Jackson Lewis Initiatives to Address E-Discovery Issues

Jackson Lewis has invested significant resources to be a leader in helping organizations navigate through  e-discovery and law-related workplace technology issues.   Our national workplace law firm has established an E-discovery and Workplace Technology practice group dedicated to assisting employers in establishing practical electronic information retention policies, in implementing effective litigation hold procedures and in handling complex and/or emergent e-discovery matters.  The Firm's E-discovery and Workplace Technology practice group also provides ongoing internal training through the Jackson Lewis E-Discovery U™ program so that our attorneys and other professional staff are fully prepared to handle e-discovery and digital evidence. 

We know that most of the cost of litigation is incurred during the discovery process.

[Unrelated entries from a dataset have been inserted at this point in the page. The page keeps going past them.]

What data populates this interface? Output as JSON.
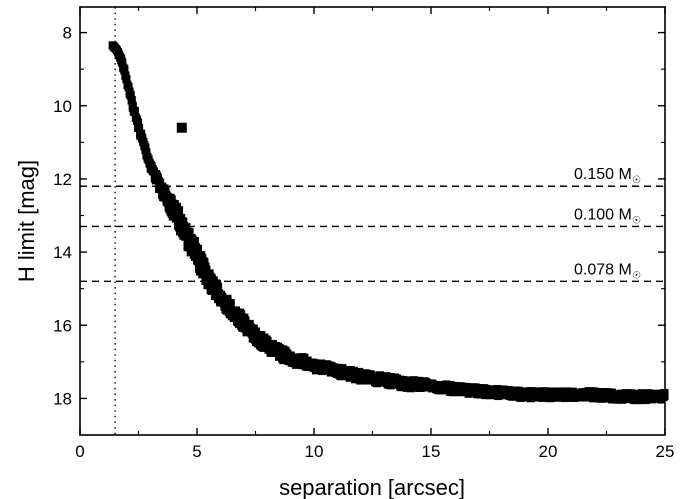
{
  "chart_data": {
    "type": "scatter",
    "title": "",
    "xlabel": "separation [arcsec]",
    "ylabel": "H limit [mag]",
    "xlim": [
      0,
      25
    ],
    "ylim": [
      19,
      7.3
    ],
    "y_inverted": true,
    "xticks": [
      0,
      5,
      10,
      15,
      20,
      25
    ],
    "yticks": [
      8,
      10,
      12,
      14,
      16,
      18
    ],
    "x_minor_step": 2.5,
    "y_minor_step": 1,
    "grid": false,
    "curve": {
      "x": [
        1.4,
        1.6,
        1.8,
        2.0,
        2.2,
        2.4,
        2.6,
        2.8,
        3.0,
        3.2,
        3.5,
        3.8,
        4.1,
        4.4,
        4.7,
        5.0,
        5.3,
        5.6,
        6.0,
        6.5,
        7.0,
        7.5,
        8.0,
        8.5,
        9.0,
        9.5,
        10,
        11,
        12,
        13,
        14,
        15,
        16,
        17,
        18,
        19,
        20,
        21,
        22,
        23,
        24,
        25
      ],
      "y": [
        8.35,
        8.5,
        8.8,
        9.3,
        9.85,
        10.35,
        10.8,
        11.2,
        11.6,
        11.9,
        12.3,
        12.65,
        12.95,
        13.3,
        13.7,
        14.1,
        14.5,
        14.85,
        15.2,
        15.6,
        15.95,
        16.3,
        16.55,
        16.75,
        16.9,
        17.0,
        17.1,
        17.25,
        17.4,
        17.5,
        17.6,
        17.65,
        17.75,
        17.8,
        17.85,
        17.9,
        17.9,
        17.9,
        17.9,
        17.95,
        17.95,
        17.95
      ],
      "scatter": [
        0,
        0,
        0.05,
        0.05,
        0.08,
        0.08,
        0.1,
        0.1,
        0.1,
        0.12,
        0.15,
        0.2,
        0.25,
        0.3,
        0.3,
        0.3,
        0.25,
        0.22,
        0.2,
        0.2,
        0.18,
        0.18,
        0.16,
        0.15,
        0.15,
        0.14,
        0.14,
        0.12,
        0.12,
        0.12,
        0.12,
        0.1,
        0.1,
        0.1,
        0.1,
        0.1,
        0.1,
        0.1,
        0.1,
        0.1,
        0.1,
        0.1
      ]
    },
    "companion": {
      "x": 4.35,
      "y": 10.6
    },
    "separation_limit": 1.5,
    "mass_limits": [
      {
        "label": "0.150 M",
        "subscript": "☉",
        "y": 12.2
      },
      {
        "label": "0.100 M",
        "subscript": "☉",
        "y": 13.3
      },
      {
        "label": "0.078 M",
        "subscript": "☉",
        "y": 14.8
      }
    ]
  }
}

We have invested in the latest litigation support technology to handle litigation and other workplace law matters in the most efficient way possible.  We have an enterprise license for Summation®, the industry leading litigation support programs and numerous licenses of CaseMap® and Trial Director®.  Our systems are capable of handling routine employment matters as well as more complex matters involving millions of documents.

We are also highly experienced in using technology in the courtroom and have tried cases requiring electronic exhibits, bar coded exhibits, wireless secured networks in the courtroom, synchronized video depositions, and other ways of presenting evidence through the latest technology.


1 According to the Socha-Gelbmann 2005 Electronic Discovery Survey, the cost of e-discovery in 2005 was projected at $1.28 billion, a 55 percent increase over 2004.

2  Cohasset Associates, Inc., April 2005.